I Width of Spectrum produced by a prism?

[itsnaresh]

How to calculate the width of spectrum produced by a dispersive prism of a given apex angle and refractive index, of white light of given width incident on first face of prism?

 

[blue_leaf77]

If by spectrum you mean the frequency content of the light, then the spectrum width after passing through the prism is the same as that before entering it, assuming the propagation inside the prism is of linear nature. On the other hand, if you mean the width of the visible color spread, which is not the same as the spectrum defined previously, then you also need to specify the distance from prism back surface to the observation plane and the tilt of this plane. Rather than going through the trouble of specifying these parameters, it's much simpler to calculate the angular spread instead.

 

[itsnaresh]

Thank you very much for your reply. I am attaching below two pictures. The top picture shows the spectrum produced on a screen by a prism when white light is incident on its first face. Spectrum produced on the screen has distinct widths of various colors from red to blue. I want to know how we can calculate these widths of various colors when a collimated beam of white light is incident. The second pictures shows the layout of the system. I can work out the dispersion for various colours having different colours for a single ray. But I can not work out for the beam. Actually I want to design a wavelength scale for this system. The parameters Fo, D and X can be fixed based on the calculations.

 

[Khashishi]

You list a single refractive index, but of course the refractive index depends on the wavelength.
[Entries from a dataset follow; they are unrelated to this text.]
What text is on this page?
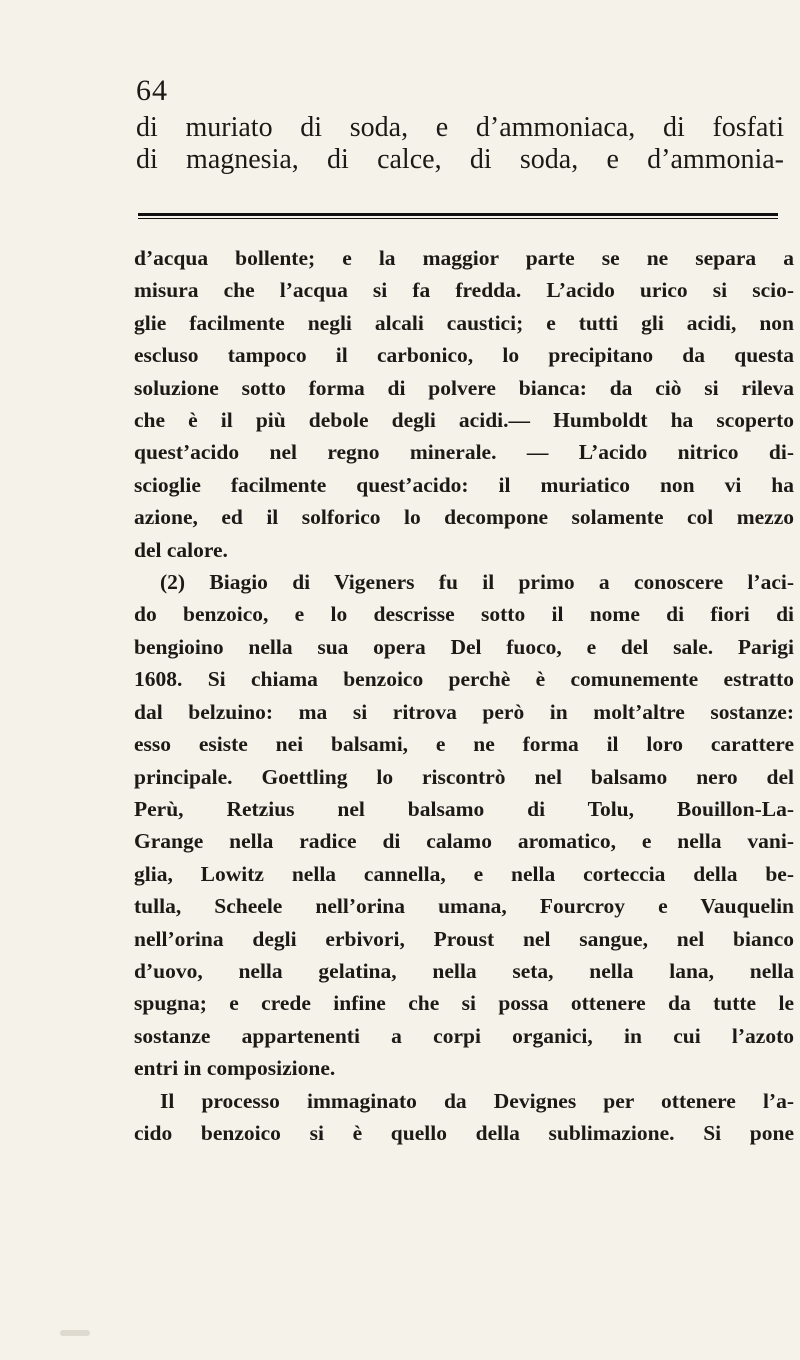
64
di muriato di soda, e d’ammoniaca, di fosfati
di magnesia, di calce, di soda, e d’ammonia-
d’acqua bollente; e la maggior parte se ne separa a
misura che l’acqua si fa fredda. L’acido urico si scio-
glie facilmente negli alcali caustici; e tutti gli acidi, non
escluso tampoco il carbonico, lo precipitano da questa
soluzione sotto forma di polvere bianca: da ciò si rileva
che è il più debole degli acidi.— Humboldt ha scoperto
quest’acido nel regno minerale. — L’acido nitrico di-
scioglie facilmente quest’acido: il muriatico non vi ha
azione, ed il solforico lo decompone solamente col mezzo
del calore.
(2) Biagio di Vigeners fu il primo a conoscere l’aci-
do benzoico, e lo descrisse sotto il nome di fiori di
bengioino nella sua opera Del fuoco, e del sale. Parigi
1608. Si chiama benzoico perchè è comunemente estratto
dal belzuino: ma si ritrova però in molt’altre sostanze:
esso esiste nei balsami, e ne forma il loro carattere
principale. Goettling lo riscontrò nel balsamo nero del
Perù, Retzius nel balsamo di Tolu, Bouillon-La-
Grange nella radice di calamo aromatico, e nella vani-
glia, Lowitz nella cannella, e nella corteccia della be-
tulla, Scheele nell’orina umana, Fourcroy e Vauquelin
nell’orina degli erbivori, Proust nel sangue, nel bianco
d’uovo, nella gelatina, nella seta, nella lana, nella
spugna; e crede infine che si possa ottenere da tutte le
sostanze appartenenti a corpi organici, in cui l’azoto
entri in composizione.
Il processo immaginato da Devignes per ottenere l’a-
cido benzoico si è quello della sublimazione. Si pone
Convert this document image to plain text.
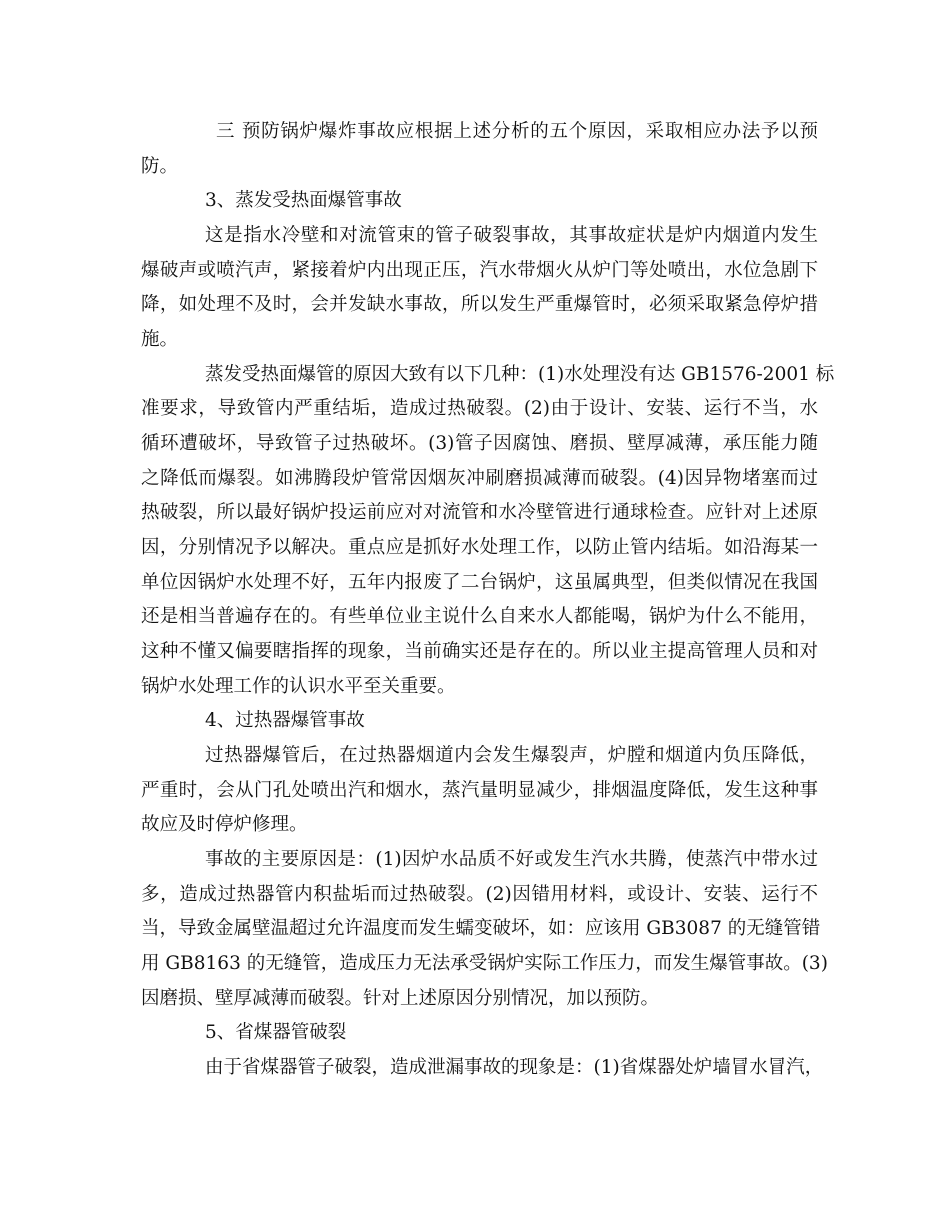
三 预防锅炉爆炸事故应根据上述分析的五个原因，采取相应办法予以预
防。
3、蒸发受热面爆管事故
这是指水冷壁和对流管束的管子破裂事故，其事故症状是炉内烟道内发生
爆破声或喷汽声，紧接着炉内出现正压，汽水带烟火从炉门等处喷出，水位急剧下
降，如处理不及时，会并发缺水事故，所以发生严重爆管时，必须采取紧急停炉措
施。
蒸发受热面爆管的原因大致有以下几种：(1)水处理没有达 GB1576-2001 标
准要求，导致管内严重结垢，造成过热破裂。(2)由于设计、安装、运行不当，水
循环遭破坏，导致管子过热破坏。(3)管子因腐蚀、磨损、壁厚减薄，承压能力随
之降低而爆裂。如沸腾段炉管常因烟灰冲刷磨损减薄而破裂。(4)因异物堵塞而过
热破裂，所以最好锅炉投运前应对对流管和水冷壁管进行通球检查。应针对上述原
因，分别情况予以解决。重点应是抓好水处理工作，以防止管内结垢。如沿海某一
单位因锅炉水处理不好，五年内报废了二台锅炉，这虽属典型，但类似情况在我国
还是相当普遍存在的。有些单位业主说什么自来水人都能喝，锅炉为什么不能用，
这种不懂又偏要瞎指挥的现象，当前确实还是存在的。所以业主提高管理人员和对
锅炉水处理工作的认识水平至关重要。
4、过热器爆管事故
过热器爆管后，在过热器烟道内会发生爆裂声，炉膛和烟道内负压降低，
严重时，会从门孔处喷出汽和烟水，蒸汽量明显减少，排烟温度降低，发生这种事
故应及时停炉修理。
事故的主要原因是：(1)因炉水品质不好或发生汽水共腾，使蒸汽中带水过
多，造成过热器管内积盐垢而过热破裂。(2)因错用材料，或设计、安装、运行不
当，导致金属壁温超过允许温度而发生蠕变破坏，如：应该用 GB3087 的无缝管错
用 GB8163 的无缝管，造成压力无法承受锅炉实际工作压力，而发生爆管事故。(3)
因磨损、壁厚减薄而破裂。针对上述原因分别情况，加以预防。
5、省煤器管破裂
由于省煤器管子破裂，造成泄漏事故的现象是：(1)省煤器处炉墙冒水冒汽，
The diffraction angle is just given by Snell's law. $n_1 \sin \theta_1 = n_2 \sin \theta_2$.

The Abbe number approximately characterizes the dispersion with just a single number.
Looking at this https://en.wikipedia.org/wiki/Abbe_number#/media/File:Abbe-diagram_2.svg , it looks like the Abbe number for SF1 is around 29.5.
Wikipedia says
$V_D = \frac{n_D-1}{n_F-n_C}$
where nD, nF and nC are the refractive indices of the material at the wavelengths of the Fraunhofer D-, F- and C- spectral lines (589.3 nm, 486.1 nm and 656.3 nm respectively)
So, that means
$29.5 \approx \frac{1.717295-1}{n(486.1)-n(656.3)}$
$n(486.1)-n(656.3) \approx 0.024315$
$\frac{dn}{d\lambda} \approx -1.4286 \times 10^{-4} \mathrm{cm}^{-1}$
Just plug that into Snell's law based on the geometry of your prism.